[R] anti-R vitriol

Wed Jun 30 13:46:27 CEST 2004

I am curious.  What were the dimensions of this data set?  Did this 
person know use read.table(), or scan().  Did they know about the 
possibility of reading the data one part at a time?

The way that SAS processes the data row by row limits what can be done. 
  It is often possible with scant loss of information, and more 
satisfactory, to work with a subset of the large data set or with 
multiple subsets.  Neither SAS (in my somewhat dated experience of it) 
nor R is entirely satisfactory for this purpose.  But at least in R, 
given a subset that fits so easily into memory that the graphs are not 
masses of black, there are few logistic problems in doing, rapidly and 
interactively, a variety of manipulations and plots, with each new task 
taking advantage of the learning that has gone before.  To do that well 
in the SAS world, it is necessary to use something like JMP or its 
equivalent in one of the newer modules, which process data in a way 
that is not all that different from R.

I have wondered about possibilities for a suite of functions that would 
make it easy to process through R data that is stored in one large data 
set, with a mix of adding a new variable or variables, repeating a 
calculation on successive subsets of the data, producing predictions or 
suchlike for separate subsets, etc.
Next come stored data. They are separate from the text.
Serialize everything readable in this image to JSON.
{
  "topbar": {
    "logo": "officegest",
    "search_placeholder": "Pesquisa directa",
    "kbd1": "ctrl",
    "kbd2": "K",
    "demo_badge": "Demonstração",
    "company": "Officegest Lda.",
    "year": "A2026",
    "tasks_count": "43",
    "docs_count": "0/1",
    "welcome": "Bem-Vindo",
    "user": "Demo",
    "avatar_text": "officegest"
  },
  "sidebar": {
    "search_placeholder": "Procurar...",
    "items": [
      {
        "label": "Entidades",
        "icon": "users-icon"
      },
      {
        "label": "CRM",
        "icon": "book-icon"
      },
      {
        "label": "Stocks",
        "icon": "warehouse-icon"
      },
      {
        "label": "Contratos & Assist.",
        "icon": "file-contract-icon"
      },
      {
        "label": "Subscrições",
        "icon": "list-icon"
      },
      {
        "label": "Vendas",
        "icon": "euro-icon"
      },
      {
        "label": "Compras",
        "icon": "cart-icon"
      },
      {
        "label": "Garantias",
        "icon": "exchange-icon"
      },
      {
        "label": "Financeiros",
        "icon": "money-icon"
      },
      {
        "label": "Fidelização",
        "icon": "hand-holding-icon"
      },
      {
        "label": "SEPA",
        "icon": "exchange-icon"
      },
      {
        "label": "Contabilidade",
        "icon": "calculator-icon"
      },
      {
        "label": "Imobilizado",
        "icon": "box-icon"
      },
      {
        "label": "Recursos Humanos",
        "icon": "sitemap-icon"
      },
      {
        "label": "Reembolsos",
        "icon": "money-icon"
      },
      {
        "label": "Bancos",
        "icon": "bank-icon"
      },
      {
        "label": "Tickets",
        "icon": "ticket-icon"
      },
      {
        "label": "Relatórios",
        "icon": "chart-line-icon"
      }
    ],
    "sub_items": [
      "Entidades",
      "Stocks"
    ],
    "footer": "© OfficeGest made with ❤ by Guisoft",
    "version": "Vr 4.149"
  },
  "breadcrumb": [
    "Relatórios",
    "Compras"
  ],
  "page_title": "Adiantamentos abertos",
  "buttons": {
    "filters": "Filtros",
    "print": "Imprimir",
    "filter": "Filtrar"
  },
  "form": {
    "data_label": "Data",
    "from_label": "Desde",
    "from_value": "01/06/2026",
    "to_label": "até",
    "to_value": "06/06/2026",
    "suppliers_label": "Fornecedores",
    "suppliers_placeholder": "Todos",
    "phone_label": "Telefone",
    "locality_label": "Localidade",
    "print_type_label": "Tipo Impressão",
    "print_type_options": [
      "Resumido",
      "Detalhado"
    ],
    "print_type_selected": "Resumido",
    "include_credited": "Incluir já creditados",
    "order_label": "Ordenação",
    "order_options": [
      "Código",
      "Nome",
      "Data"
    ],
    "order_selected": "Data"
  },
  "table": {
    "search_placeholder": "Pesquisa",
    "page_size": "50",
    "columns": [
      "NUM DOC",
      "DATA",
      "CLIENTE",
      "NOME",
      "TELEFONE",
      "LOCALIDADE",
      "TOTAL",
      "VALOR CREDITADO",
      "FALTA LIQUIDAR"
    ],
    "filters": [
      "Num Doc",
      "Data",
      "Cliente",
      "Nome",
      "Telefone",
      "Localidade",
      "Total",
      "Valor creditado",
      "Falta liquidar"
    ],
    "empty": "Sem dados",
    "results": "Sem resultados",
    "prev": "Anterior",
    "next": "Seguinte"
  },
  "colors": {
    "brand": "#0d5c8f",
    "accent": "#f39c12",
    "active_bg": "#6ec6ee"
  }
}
Database connections may be the way 
to go (c.f., the Ripley and Fei Chen paper at ISI 2003), but it might 
also be useful to have a simple set of functions that would handle some 
standard requirements.

John Maindonald.

On 30 Jun 2004, at 8:02 PM, Barry Rowlingson 
<B.Rowlingson at lancaster.ac.uk> wrote:

> A colleague is receiving some data from another person. That person 
> reads the data in SAS and it takes 30s and uses 64k RAM. That person 
> then tries to read the data in R and it takes 10 minutes and uses a 
> gigabyte of RAM. Person then goes on to say:
>
>   It's not that I think SAS is such great software,
>   it's not.  But I really hate badly designed
>   software.  R is designed by committee.  Worse,
>   it's designed by a committee of statisticians.
>   They tend to confuse numerical analysis with
>   computer science and don't have any idea about
>   software development at all.  The result is R.
>
>   I do hope [your colleague] won't have to waste time doing
>   [this analysis] in an outdated and poorly designed piece
>   of software like R.
>
> Would any of the "committee" like to respond to this? Or shall we just 
> slap our collective forehead and wonder how someone could get such a 
> view?
>
John Maindonald             email: john.maindonald at anu.edu.au
phone : +61 2 (6125)3473    fax  : +61 2(6125)5549
Centre for Bioinformation Science, Room 1194,
John Dedman Mathematical Sciences Building (Building 27)
Australian National University, Canberra ACT 0200.